Koptekst overslaan
 

Papier uit de papierbibliotheek registreren met de media-ID eenheid

1Druk op de knop [Papierinstelling].

Afbeelding van knop Papierinstelling

2Druk op [Aangepast papier bewerken].

3Druk op [Herroepen uit papierbibliotheek].

4Druk op [Autom. identif. vn pap.type].

Schermafbeelding bedieningspaneel

5Plaats het papier in de media-ID eenheid en haal het er vervolgens weer uit.

Houd de hoeken van het papier met beide handen vast terwijl u het plaatst.

Houd het papier plat als u het eruit trekt.

Illustratie media-ID eenheid

De lijst met aangepast papier met eigenschappen die vergelijkbaar zijn met die van het gescande papier wordt weergegeven.

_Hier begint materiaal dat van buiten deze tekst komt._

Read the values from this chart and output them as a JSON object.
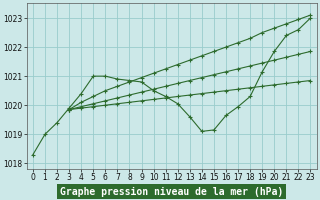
{
  "title": "Graphe pression niveau de la mer (hPa)",
  "plot_bg": "#cce8e8",
  "fig_bg": "#cce8e8",
  "label_bg": "#2d6b2d",
  "grid_color": "#99cccc",
  "line_color": "#2d6b2d",
  "xlim": [
    -0.5,
    23.5
  ],
  "ylim": [
    1017.8,
    1023.5
  ],
  "yticks": [
    1018,
    1019,
    1020,
    1021,
    1022,
    1023
  ],
  "xticks": [
    0,
    1,
    2,
    3,
    4,
    5,
    6,
    7,
    8,
    9,
    10,
    11,
    12,
    13,
    14,
    15,
    16,
    17,
    18,
    19,
    20,
    21,
    22,
    23
  ],
  "series1": [
    1018.3,
    1019.0,
    1019.4,
    1019.9,
    1020.4,
    1021.0,
    1021.0,
    1020.9,
    1020.85,
    1020.8,
    1020.5,
    1020.3,
    1020.05,
    1019.6,
    1019.1,
    1019.15,
    1019.65,
    1019.95,
    1020.3,
    1021.15,
    1021.85,
    1022.4,
    1022.6,
    1023.0
  ],
  "series2": [
    1019.85,
    1020.1,
    1020.3,
    1020.5,
    1020.65,
    1020.8,
    1020.95,
    1021.1,
    1021.25,
    1021.4,
    1021.55,
    1021.7,
    1021.85,
    1022.0,
    1022.15,
    1022.3,
    1022.5,
    1022.65,
    1022.8,
    1022.95,
    1023.1
  ],
  "series3": [
    1019.85,
    1019.95,
    1020.05,
    1020.15,
    1020.25,
    1020.35,
    1020.45,
    1020.55,
    1020.65,
    1020.75,
    1020.85,
    1020.95,
    1021.05,
    1021.15,
    1021.25,
    1021.35,
    1021.45,
    1021.55,
    1021.65,
    1021.75,
    1021.85
  ],
  "series4": [
    1019.85,
    1019.9,
    1019.95,
    1020.0,
    1020.05,
    1020.1,
    1020.15,
    1020.2,
    1020.25,
    1020.3,
    1020.35,
    1020.4,
    1020.45,
    1020.5,
    1020.55,
    1020.6,
    1020.65,
    1020.7,
    1020.75,
    1020.8,
    1020.85
  ],
  "s2_start": 3,
  "tick_fontsize": 5.5,
  "xlabel_fontsize": 7
}
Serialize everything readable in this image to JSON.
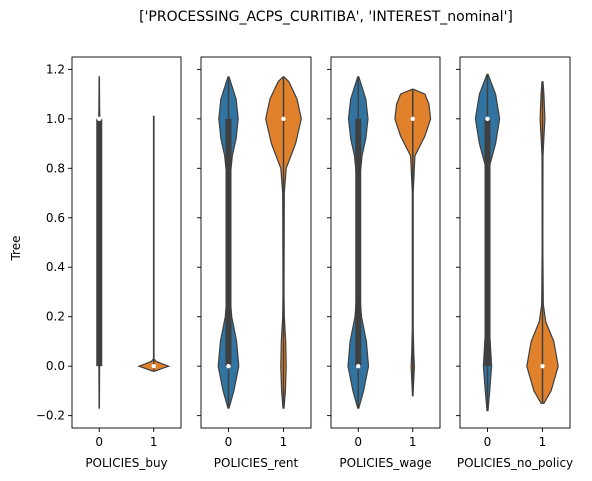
{
  "chart_data": {
    "type": "violin",
    "title": "['PROCESSING_ACPS_CURITIBA', 'INTEREST_nominal']",
    "ylabel": "Tree",
    "ylim": [
      -0.25,
      1.25
    ],
    "yticks": [
      "−0.2",
      "0.0",
      "0.2",
      "0.4",
      "0.6",
      "0.8",
      "1.0",
      "1.2"
    ],
    "ytick_values": [
      -0.2,
      0.0,
      0.2,
      0.4,
      0.6,
      0.8,
      1.0,
      1.2
    ],
    "categories": [
      "0",
      "1"
    ],
    "colors": {
      "cat0": "#3274a1",
      "cat1": "#e1812c",
      "box": "#3f3f3f"
    },
    "panels": [
      {
        "xlabel": "POLICIES_buy",
        "violins": [
          {
            "category": "0",
            "range": [
              -0.17,
              1.17
            ],
            "median": 1.0,
            "q1": 0.0,
            "q3": 1.0,
            "profile": [
              [
                -0.17,
                0.006
              ],
              [
                0.0,
                0.012
              ],
              [
                0.5,
                0.012
              ],
              [
                0.95,
                0.013
              ],
              [
                1.0,
                0.02
              ],
              [
                1.05,
                0.013
              ],
              [
                1.17,
                0.006
              ]
            ]
          },
          {
            "category": "1",
            "range": [
              -0.02,
              1.01
            ],
            "median": 0.0,
            "q1": 0.0,
            "q3": 0.0,
            "profile": [
              [
                -0.02,
                0.05
              ],
              [
                -0.01,
                0.3
              ],
              [
                0.0,
                0.55
              ],
              [
                0.01,
                0.3
              ],
              [
                0.02,
                0.08
              ],
              [
                0.03,
                0.01
              ],
              [
                1.01,
                0.01
              ]
            ]
          }
        ]
      },
      {
        "xlabel": "POLICIES_rent",
        "violins": [
          {
            "category": "0",
            "range": [
              -0.17,
              1.17
            ],
            "median": 0.0,
            "q1": 0.0,
            "q3": 1.0,
            "profile": [
              [
                -0.17,
                0.02
              ],
              [
                -0.1,
                0.2
              ],
              [
                0.0,
                0.38
              ],
              [
                0.1,
                0.3
              ],
              [
                0.2,
                0.12
              ],
              [
                0.3,
                0.05
              ],
              [
                0.5,
                0.04
              ],
              [
                0.75,
                0.05
              ],
              [
                0.85,
                0.14
              ],
              [
                0.92,
                0.28
              ],
              [
                1.0,
                0.36
              ],
              [
                1.08,
                0.28
              ],
              [
                1.17,
                0.02
              ]
            ]
          },
          {
            "category": "1",
            "range": [
              -0.17,
              1.17
            ],
            "median": 1.0,
            "q1": 1.0,
            "q3": 1.0,
            "profile": [
              [
                -0.17,
                0.02
              ],
              [
                -0.1,
                0.07
              ],
              [
                0.0,
                0.1
              ],
              [
                0.1,
                0.08
              ],
              [
                0.2,
                0.03
              ],
              [
                0.3,
                0.02
              ],
              [
                0.7,
                0.03
              ],
              [
                0.8,
                0.1
              ],
              [
                0.9,
                0.45
              ],
              [
                1.0,
                0.66
              ],
              [
                1.08,
                0.5
              ],
              [
                1.15,
                0.2
              ],
              [
                1.17,
                0.02
              ]
            ]
          }
        ]
      },
      {
        "xlabel": "POLICIES_wage",
        "violins": [
          {
            "category": "0",
            "range": [
              -0.17,
              1.17
            ],
            "median": 0.0,
            "q1": 0.0,
            "q3": 1.0,
            "profile": [
              [
                -0.17,
                0.02
              ],
              [
                -0.1,
                0.2
              ],
              [
                0.0,
                0.38
              ],
              [
                0.1,
                0.3
              ],
              [
                0.2,
                0.12
              ],
              [
                0.3,
                0.05
              ],
              [
                0.5,
                0.04
              ],
              [
                0.75,
                0.05
              ],
              [
                0.85,
                0.14
              ],
              [
                0.92,
                0.28
              ],
              [
                1.0,
                0.36
              ],
              [
                1.08,
                0.28
              ],
              [
                1.17,
                0.02
              ]
            ]
          },
          {
            "category": "1",
            "range": [
              -0.12,
              1.12
            ],
            "median": 1.0,
            "q1": 1.0,
            "q3": 1.0,
            "profile": [
              [
                -0.12,
                0.01
              ],
              [
                -0.05,
                0.04
              ],
              [
                0.0,
                0.06
              ],
              [
                0.05,
                0.04
              ],
              [
                0.15,
                0.015
              ],
              [
                0.7,
                0.015
              ],
              [
                0.85,
                0.08
              ],
              [
                0.93,
                0.45
              ],
              [
                1.0,
                0.66
              ],
              [
                1.06,
                0.6
              ],
              [
                1.1,
                0.45
              ],
              [
                1.12,
                0.02
              ]
            ]
          }
        ]
      },
      {
        "xlabel": "POLICIES_no_policy",
        "violins": [
          {
            "category": "0",
            "range": [
              -0.18,
              1.18
            ],
            "median": 1.0,
            "q1": 0.0,
            "q3": 1.0,
            "profile": [
              [
                -0.18,
                0.02
              ],
              [
                -0.1,
                0.08
              ],
              [
                0.0,
                0.15
              ],
              [
                0.1,
                0.1
              ],
              [
                0.2,
                0.04
              ],
              [
                0.5,
                0.03
              ],
              [
                0.8,
                0.05
              ],
              [
                0.9,
                0.3
              ],
              [
                1.0,
                0.45
              ],
              [
                1.1,
                0.3
              ],
              [
                1.18,
                0.02
              ]
            ]
          },
          {
            "category": "1",
            "range": [
              -0.15,
              1.15
            ],
            "median": 0.0,
            "q1": 0.0,
            "q3": 0.0,
            "profile": [
              [
                -0.15,
                0.05
              ],
              [
                -0.1,
                0.32
              ],
              [
                0.0,
                0.58
              ],
              [
                0.1,
                0.42
              ],
              [
                0.18,
                0.12
              ],
              [
                0.25,
                0.03
              ],
              [
                0.5,
                0.01
              ],
              [
                0.85,
                0.02
              ],
              [
                0.9,
                0.04
              ],
              [
                1.0,
                0.09
              ],
              [
                1.1,
                0.05
              ],
              [
                1.15,
                0.02
              ]
            ]
          }
        ]
      }
    ]
  }
}
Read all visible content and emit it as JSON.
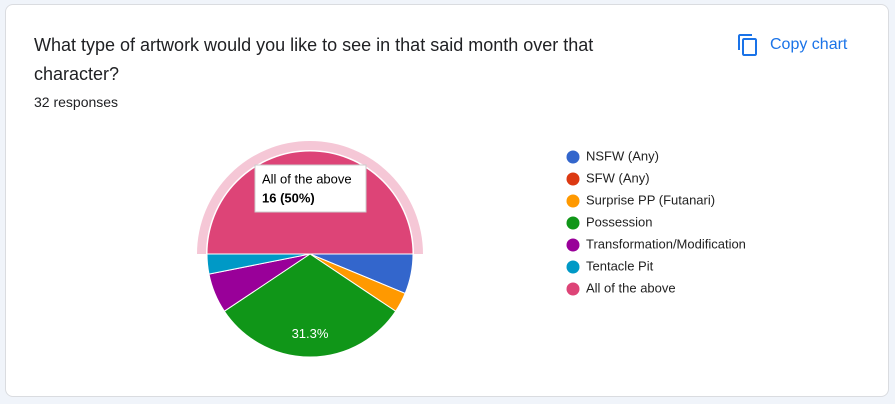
{
  "header": {
    "title": "What type of artwork would you like to see in that said month over that character?",
    "subtitle": "32 responses",
    "button": "Copy chart"
  },
  "chart_data": {
    "type": "pie",
    "categories": [
      "NSFW (Any)",
      "SFW (Any)",
      "Surprise PP (Futanari)",
      "Possession",
      "Transformation/Modification",
      "Tentacle Pit",
      "All of the above"
    ],
    "values": [
      2,
      0,
      1,
      10,
      2,
      1,
      16
    ],
    "value_labels": [
      null,
      null,
      null,
      "31.3%",
      null,
      null,
      null
    ],
    "colors": [
      "#3366cc",
      "#dc3912",
      "#ff9900",
      "#109618",
      "#990099",
      "#0099c6",
      "#dd4477"
    ],
    "highlight": 6,
    "tooltip": {
      "text": "16 (50%)"
    },
    "legend": "right"
  }
}
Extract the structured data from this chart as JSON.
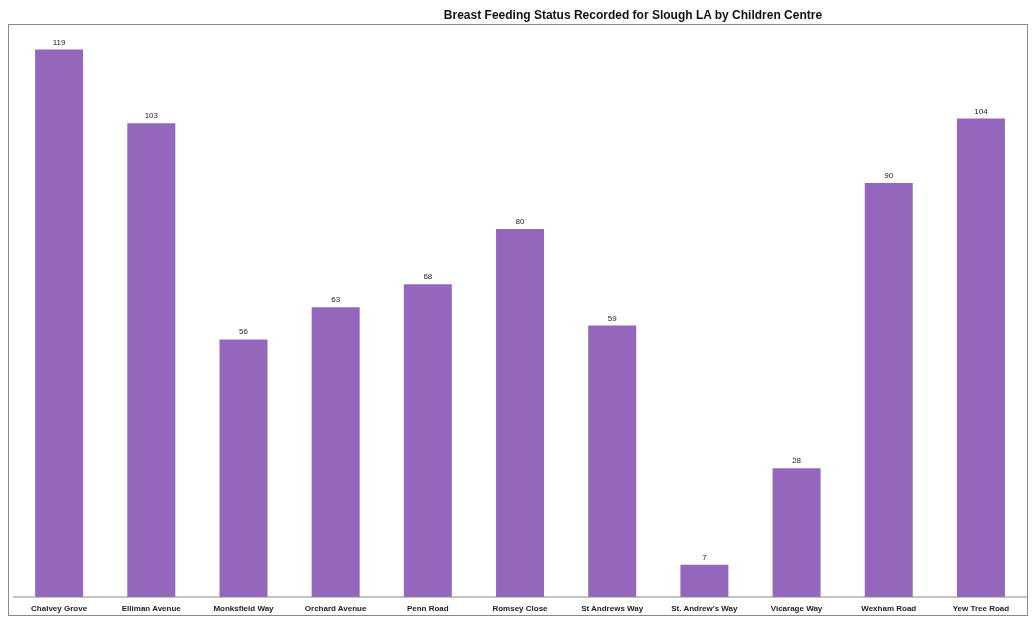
{
  "chart_data": {
    "type": "bar",
    "title": "Breast Feeding Status Recorded for Slough LA by Children Centre",
    "categories": [
      "Chalvey Grove",
      "Elliman Avenue",
      "Monksfield Way",
      "Orchard Avenue",
      "Penn Road",
      "Romsey Close",
      "St Andrews Way",
      "St. Andrew's Way",
      "Vicarage Way",
      "Wexham Road",
      "Yew Tree Road"
    ],
    "values": [
      119,
      103,
      56,
      63,
      68,
      80,
      59,
      7,
      28,
      90,
      104
    ],
    "color": "#9467bd",
    "data_labels": true
  }
}
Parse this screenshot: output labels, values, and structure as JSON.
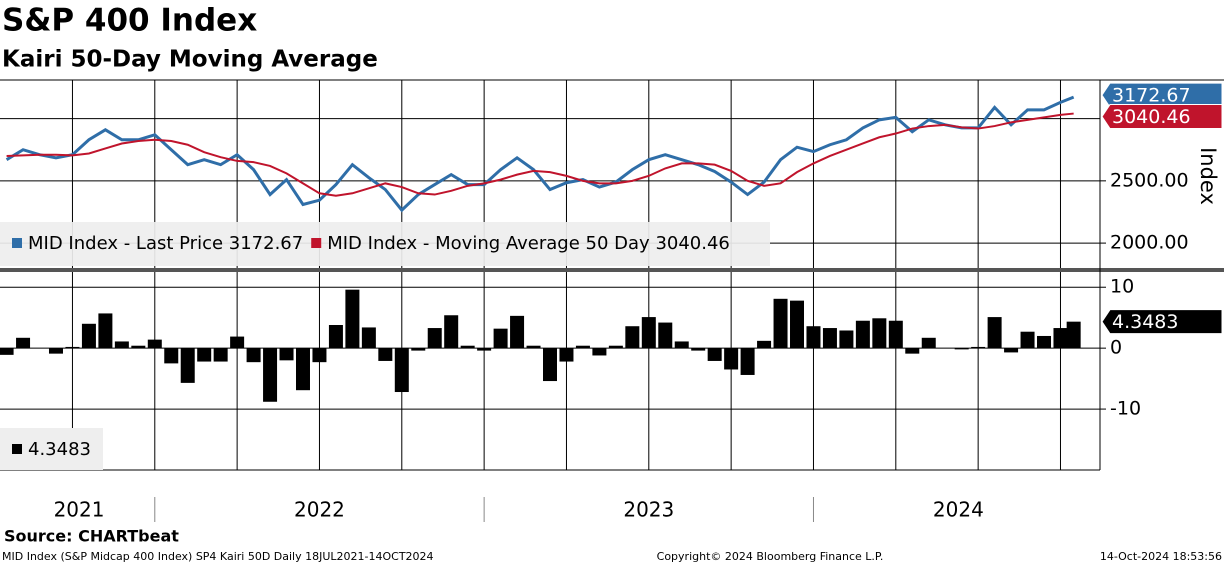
{
  "chart_data": [
    {
      "type": "line",
      "title": "S&P 400 Index",
      "subtitle": "Kairi 50-Day Moving Average",
      "y_axis_label": "Index",
      "x": [
        2021.55,
        2021.6,
        2021.65,
        2021.7,
        2021.75,
        2021.8,
        2021.85,
        2021.9,
        2021.95,
        2022.0,
        2022.05,
        2022.1,
        2022.15,
        2022.2,
        2022.25,
        2022.3,
        2022.35,
        2022.4,
        2022.45,
        2022.5,
        2022.55,
        2022.6,
        2022.65,
        2022.7,
        2022.75,
        2022.8,
        2022.85,
        2022.9,
        2022.95,
        2023.0,
        2023.05,
        2023.1,
        2023.15,
        2023.2,
        2023.25,
        2023.3,
        2023.35,
        2023.4,
        2023.45,
        2023.5,
        2023.55,
        2023.6,
        2023.65,
        2023.7,
        2023.75,
        2023.8,
        2023.85,
        2023.9,
        2023.95,
        2024.0,
        2024.05,
        2024.1,
        2024.15,
        2024.2,
        2024.25,
        2024.3,
        2024.35,
        2024.4,
        2024.45,
        2024.5,
        2024.55,
        2024.6,
        2024.65,
        2024.7,
        2024.75,
        2024.79
      ],
      "xlim": [
        2021.53,
        2024.87
      ],
      "xgrid": [
        2021.75,
        2022,
        2022.25,
        2022.5,
        2022.75,
        2023,
        2023.25,
        2023.5,
        2023.75,
        2024,
        2024.25,
        2024.5,
        2024.75
      ],
      "ylim": [
        1800,
        3310
      ],
      "ygrid": [
        2000,
        2500,
        3000
      ],
      "yticks": [
        {
          "value": 2000,
          "label": "2000.00"
        },
        {
          "value": 2500,
          "label": "2500.00"
        }
      ],
      "series": [
        {
          "name": "MID Index - Last Price",
          "color": "#2f6ea8",
          "last_label": "3172.67",
          "values": [
            2670,
            2750,
            2710,
            2685,
            2710,
            2830,
            2910,
            2830,
            2830,
            2870,
            2750,
            2630,
            2670,
            2630,
            2710,
            2590,
            2390,
            2510,
            2310,
            2345,
            2470,
            2630,
            2525,
            2430,
            2265,
            2390,
            2470,
            2550,
            2470,
            2470,
            2590,
            2685,
            2590,
            2430,
            2485,
            2510,
            2450,
            2490,
            2590,
            2670,
            2710,
            2670,
            2630,
            2575,
            2490,
            2390,
            2490,
            2670,
            2770,
            2735,
            2790,
            2830,
            2925,
            2990,
            3010,
            2895,
            2990,
            2950,
            2925,
            2925,
            3090,
            2950,
            3070,
            3070,
            3130,
            3172.67
          ]
        },
        {
          "name": "MID Index - Moving Average 50 Day",
          "color": "#c0142c",
          "last_label": "3040.46",
          "values": [
            2700,
            2705,
            2710,
            2710,
            2705,
            2720,
            2760,
            2800,
            2820,
            2830,
            2820,
            2790,
            2730,
            2690,
            2660,
            2650,
            2620,
            2560,
            2480,
            2400,
            2380,
            2400,
            2440,
            2480,
            2450,
            2400,
            2390,
            2420,
            2460,
            2480,
            2510,
            2550,
            2580,
            2570,
            2540,
            2500,
            2480,
            2480,
            2500,
            2540,
            2600,
            2640,
            2640,
            2630,
            2580,
            2500,
            2460,
            2480,
            2570,
            2640,
            2700,
            2750,
            2800,
            2850,
            2880,
            2920,
            2940,
            2950,
            2930,
            2920,
            2940,
            2970,
            2990,
            3010,
            3030,
            3040.46
          ]
        }
      ]
    },
    {
      "type": "bar",
      "x": [
        2021.55,
        2021.6,
        2021.65,
        2021.7,
        2021.75,
        2021.8,
        2021.85,
        2021.9,
        2021.95,
        2022.0,
        2022.05,
        2022.1,
        2022.15,
        2022.2,
        2022.25,
        2022.3,
        2022.35,
        2022.4,
        2022.45,
        2022.5,
        2022.55,
        2022.6,
        2022.65,
        2022.7,
        2022.75,
        2022.8,
        2022.85,
        2022.9,
        2022.95,
        2023.0,
        2023.05,
        2023.1,
        2023.15,
        2023.2,
        2023.25,
        2023.3,
        2023.35,
        2023.4,
        2023.45,
        2023.5,
        2023.55,
        2023.6,
        2023.65,
        2023.7,
        2023.75,
        2023.8,
        2023.85,
        2023.9,
        2023.95,
        2024.0,
        2024.05,
        2024.1,
        2024.15,
        2024.2,
        2024.25,
        2024.3,
        2024.35,
        2024.4,
        2024.45,
        2024.5,
        2024.55,
        2024.6,
        2024.65,
        2024.7,
        2024.75,
        2024.79
      ],
      "xlim": [
        2021.53,
        2024.87
      ],
      "xgrid": [
        2021.75,
        2022,
        2022.25,
        2022.5,
        2022.75,
        2023,
        2023.25,
        2023.5,
        2023.75,
        2024,
        2024.25,
        2024.5,
        2024.75
      ],
      "ylim": [
        -20,
        12.5
      ],
      "yticks": [
        10,
        0,
        -10
      ],
      "year_separators": [
        2022,
        2023,
        2024
      ],
      "year_labels": [
        {
          "value": 2021.77,
          "label": "2021"
        },
        {
          "value": 2022.5,
          "label": "2022"
        },
        {
          "value": 2023.5,
          "label": "2023"
        },
        {
          "value": 2024.44,
          "label": "2024"
        }
      ],
      "series": [
        {
          "name": "4.3483",
          "color": "#000000",
          "last_label": "4.3483",
          "values": [
            -1.1,
            1.7,
            0,
            -0.9,
            0.2,
            4.0,
            5.7,
            1.1,
            0.4,
            1.4,
            -2.5,
            -5.7,
            -2.2,
            -2.2,
            1.9,
            -2.3,
            -8.8,
            -2.0,
            -6.9,
            -2.3,
            3.8,
            9.6,
            3.4,
            -2.1,
            -7.2,
            -0.4,
            3.3,
            5.4,
            0.4,
            -0.4,
            3.2,
            5.3,
            0.4,
            -5.4,
            -2.2,
            0.4,
            -1.2,
            0.4,
            3.6,
            5.1,
            4.2,
            1.1,
            -0.4,
            -2.1,
            -3.5,
            -4.4,
            1.2,
            8.1,
            7.8,
            3.6,
            3.3,
            2.9,
            4.5,
            4.9,
            4.5,
            -0.9,
            1.7,
            0,
            -0.2,
            0.2,
            5.1,
            -0.7,
            2.7,
            2.0,
            3.3,
            4.3483
          ]
        }
      ]
    }
  ],
  "footer": {
    "source": "Source: CHARTbeat",
    "description": "MID Index (S&P Midcap 400 Index) SP4 Kairi 50D  Daily 18JUL2021-14OCT2024",
    "copyright": "Copyright© 2024 Bloomberg Finance L.P.",
    "timestamp": "14-Oct-2024 18:53:56"
  }
}
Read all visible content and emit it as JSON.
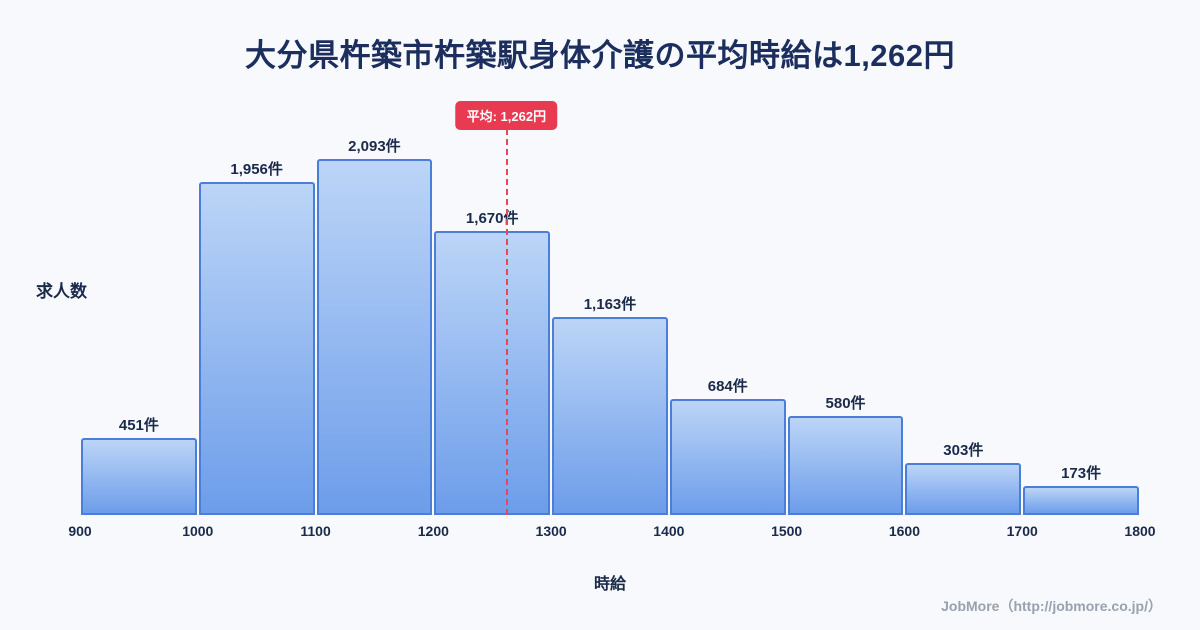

6Selecteer het aangepaste papier dat u wilt gebruiken en druk vervolgens op [OK].

7Druk op [Ja].

8Druk twee keer op [Afsluit.].

9Druk op de knop [Papierinstelling].

U kunt het scherm [Lade Papierinstellingen] ook sluiten door op [Afsluiten] te drukken.

Opmerking

  • De lijst die bij stap 5 wordt weergegeven, bevat aangepast papier met eigenschappen die voor 80% of meer overeenkomen.

  • U kunt de instellingen van de geregistreerde aangepaste papiersoort controleren en wijzigen, zoals de instelling voor het papierformaat in het scherm [Aangepast papier bewerken]. Voor meer informatie over het wijzigen van aangepast papier, zie Een aangepast papier wijzigen.